I had one straw section left, so I cut it into three, wrapped each one in the rust and turquoise thread I’d been using for the couching and stitched them down with long straight stitches.

Finally I tore a strip of cloth I rusted in the summer and wrapped it with a length of perle cotton I’d used to tie the bundle up and couched it round the outside of the silk square I’d used for the background. First one finished!

Week 2: Fold
My response for this prompt was the American smocking panel I shared a couple of weeks ago. It had a lovely reception on Instagram with several people thinking it was a pastry lattice pie crust on first glance!
Week 3: Knot
My initial thought for this one was that it was an opportunity to finally get to grips with colonial knots, which I’ve been promising myself for a while but I was also quite taken with an image I found on Pinterest of layers of knotted fabric so I knotted some strips, found a random scrap of background fabric and layered them up with lines of Palestrina stitch.

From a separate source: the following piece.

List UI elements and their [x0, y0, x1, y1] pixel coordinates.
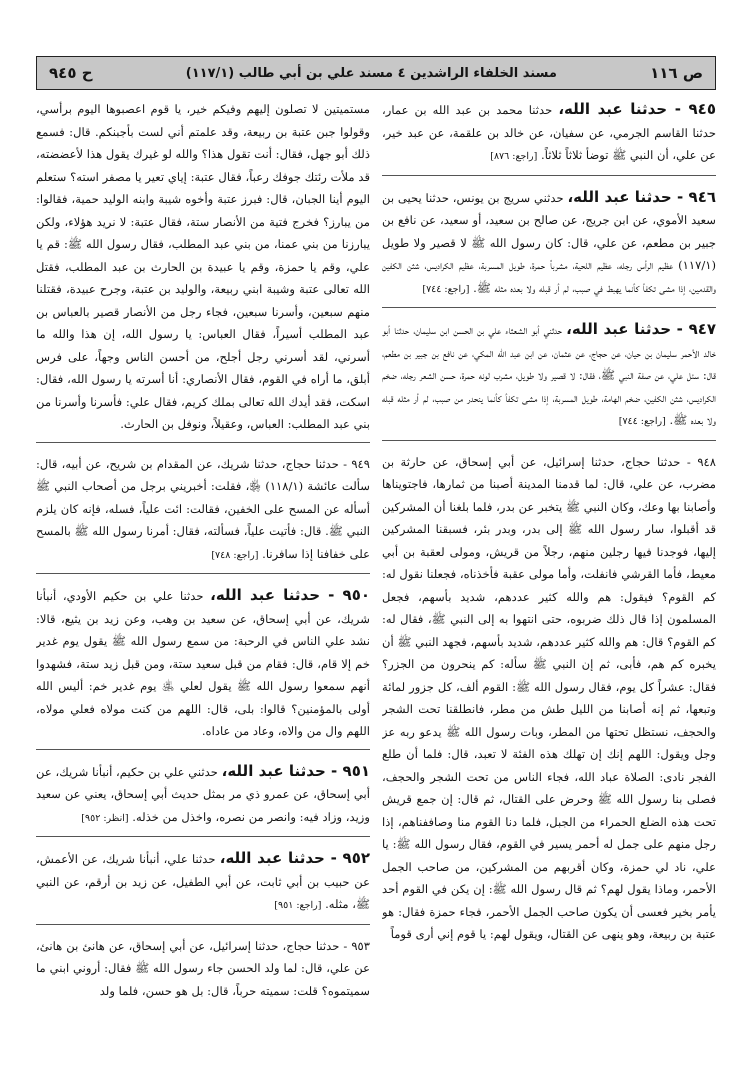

I’m less happy with this sample – mainly because it’s the closest to my comfort zone. I’ve not used a new technique or given a twist to something I already knew how to do – the seaweedy curving lines are very ‘me’. However, it meets the prompt and I don’t have to love all my samples. I’ve also decided that when I find a suitable piece of fabric to mount it on I’ll have a go at a row of colonial knots or mixed colonial and French perhaps round the edge to attach it.
Week 4: Twist
This was last week’s prompt and as I spent the session struggling with what I though was a chest infection I only got this far with the base grid for Twisted Lattice Stitch from Mary Thomas’s Dictionary of Embroidery Stitches. I’ve stitched it in mercerised cotton on linen so I could use the weave to keep things even but I suspect it’s a bit on the small side. (No surprise there…) Mary Thomas shows it worked as a diamond so even though it looks rectangular it does have the right number of thread on each side – eventually…

The chest infection? After miraculously avoiding it for nearly three years (not bad given I’m a supply teacher, my husband works in two schools and my little one has been in school and college) I tested positive for Covid the next day. Week 5 of the Springboard project (‘Cut’) is postponed until a week on Monday!